En réalité, les désirs d'Isabella Robinson sont davantage romantiques, non pas ceux d'une nymphomane. Bien que le roman de Flaubert ne soit pas encore publié, elle est proche de l'esprit d'Emma Bovary. Ce qu'elle exprime dans son journal, de façon allusive quant aux relations sexuelles, c'est plutôt sa solitude rarement égayée par ses rencontres avec ses amis et Edward Lane. Une femme adultère ? On verra les conclusions de la justice. N'étant plus sous la tutelle religieuse extrêmement moraliste, le tribunal juge les faits, avancée considérable. Le contexte social corseté et la psychologie, naissante à cette époque, sont également des éléments capitaux dans les mésaventures conjugales d'Isabella.

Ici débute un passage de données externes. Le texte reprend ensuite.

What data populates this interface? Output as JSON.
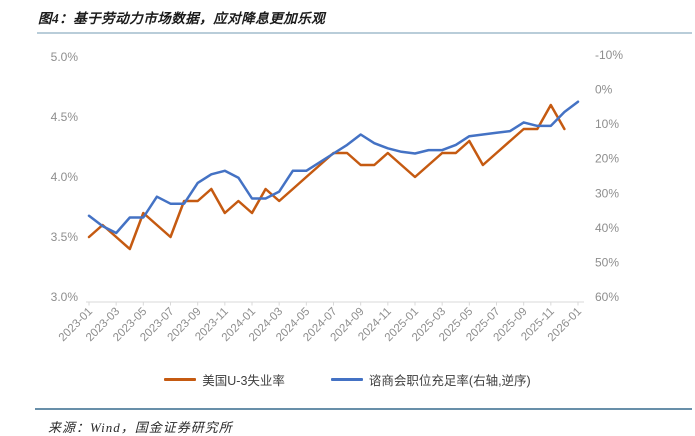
{
  "figure": {
    "title": "图4：基于劳动力市场数据，应对降息更加乐观",
    "source": "来源：Wind，国金证券研究所"
  },
  "chart_data": {
    "type": "line",
    "title": "基于劳动力市场数据，应对降息更加乐观",
    "x_months": [
      "2023-01",
      "2023-02",
      "2023-03",
      "2023-04",
      "2023-05",
      "2023-06",
      "2023-07",
      "2023-08",
      "2023-09",
      "2023-10",
      "2023-11",
      "2023-12",
      "2024-01",
      "2024-02",
      "2024-03",
      "2024-04",
      "2024-05",
      "2024-06",
      "2024-07",
      "2024-08",
      "2024-09",
      "2024-10",
      "2024-11",
      "2024-12",
      "2025-01",
      "2025-02",
      "2025-03",
      "2025-04",
      "2025-05",
      "2025-06",
      "2025-07",
      "2025-08",
      "2025-09",
      "2025-10",
      "2025-11",
      "2025-12",
      "2026-01"
    ],
    "x_axis_tick_labels": [
      "2023-01",
      "2023-03",
      "2023-05",
      "2023-07",
      "2023-09",
      "2023-11",
      "2024-01",
      "2024-03",
      "2024-05",
      "2024-07",
      "2024-09",
      "2024-11",
      "2025-01",
      "2025-03",
      "2025-05",
      "2025-07",
      "2025-09",
      "2025-11",
      "2026-01"
    ],
    "series": [
      {
        "name": "美国U-3失业率",
        "axis": "left",
        "color": "#C55A11",
        "values": [
          3.5,
          3.6,
          3.5,
          3.4,
          3.7,
          3.6,
          3.5,
          3.8,
          3.8,
          3.9,
          3.7,
          3.8,
          3.7,
          3.9,
          3.8,
          3.9,
          4.0,
          4.1,
          4.2,
          4.2,
          4.1,
          4.1,
          4.2,
          4.1,
          4.0,
          4.1,
          4.2,
          4.2,
          4.3,
          4.1,
          4.2,
          4.3,
          4.4,
          4.4,
          4.6,
          4.4
        ]
      },
      {
        "name": "谘商会职位充足率(右轴,逆序)",
        "axis": "right",
        "color": "#4472C4",
        "values": [
          36.5,
          39.5,
          41.5,
          37,
          37,
          31,
          33,
          33,
          27,
          24.5,
          23.5,
          25.5,
          31.5,
          31.5,
          29.5,
          23.5,
          23.5,
          21,
          18.5,
          16,
          13,
          15.5,
          17,
          18,
          18.5,
          17.5,
          17.5,
          16,
          13.5,
          13,
          12.5,
          12,
          9.5,
          10.5,
          10.5,
          6.5,
          3.5
        ]
      }
    ],
    "left_axis": {
      "tick_labels": [
        "5.0%",
        "4.5%",
        "4.0%",
        "3.5%",
        "3.0%"
      ],
      "tick_values": [
        5.0,
        4.5,
        4.0,
        3.5,
        3.0
      ],
      "min": 3.0,
      "max": 5.0
    },
    "right_axis": {
      "tick_labels": [
        "-10%",
        "0%",
        "10%",
        "20%",
        "30%",
        "40%",
        "50%",
        "60%"
      ],
      "tick_values": [
        -10,
        0,
        10,
        20,
        30,
        40,
        50,
        60
      ],
      "min": -10,
      "max": 60,
      "reversed": true
    },
    "grid": false,
    "legend_position": "bottom"
  }
}
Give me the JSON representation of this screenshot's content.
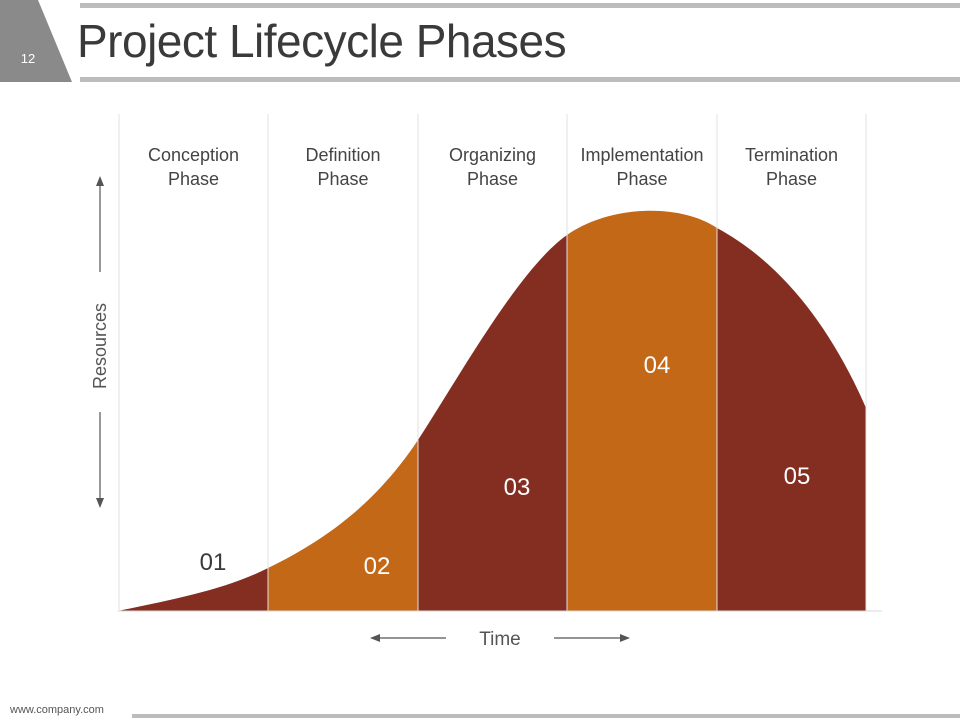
{
  "header": {
    "slide_number": "12",
    "title": "Project Lifecycle Phases"
  },
  "chart_data": {
    "type": "area",
    "title": "Project Lifecycle Phases",
    "xlabel": "Time",
    "ylabel": "Resources",
    "phases": [
      {
        "name_line1": "Conception",
        "name_line2": "Phase",
        "number": "01",
        "color": "#842e22"
      },
      {
        "name_line1": "Definition",
        "name_line2": "Phase",
        "number": "02",
        "color": "#c26817"
      },
      {
        "name_line1": "Organizing",
        "name_line2": "Phase",
        "number": "03",
        "color": "#842e22"
      },
      {
        "name_line1": "Implementation",
        "name_line2": "Phase",
        "number": "04",
        "color": "#c26817"
      },
      {
        "name_line1": "Termination",
        "name_line2": "Phase",
        "number": "05",
        "color": "#842e22"
      }
    ]
  },
  "colors": {
    "dark_brown": "#842e22",
    "orange": "#c26817",
    "gray_bar": "#bcbcbc",
    "tab_gray": "#8a8a8a"
  },
  "footer": {
    "url": "www.company.com"
  }
}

Kate Summerscale se sert de toutes les pièces du dossier qu'elle a collectées afin de nous présenter une parfaite reconstitution du sujet. C'est un récit vivant du petit univers d'Isabella Robinson qu'elle retrace. Tout ici explique le comportement de la jeune femme, en ce siècle où se développe la science et où les femmes veulent être mieux considérées. Nul féminisme pour autant, l'auteure restant d'une neutralité objective. Malgré ses airs de “polar historique”, ce n'est pas une fiction polardeuse. Un livre remarquable, impressionnant par sa justesse et sa tonalité.
"L'affaire de Road Hill House" est aussi disponible chez 10-18.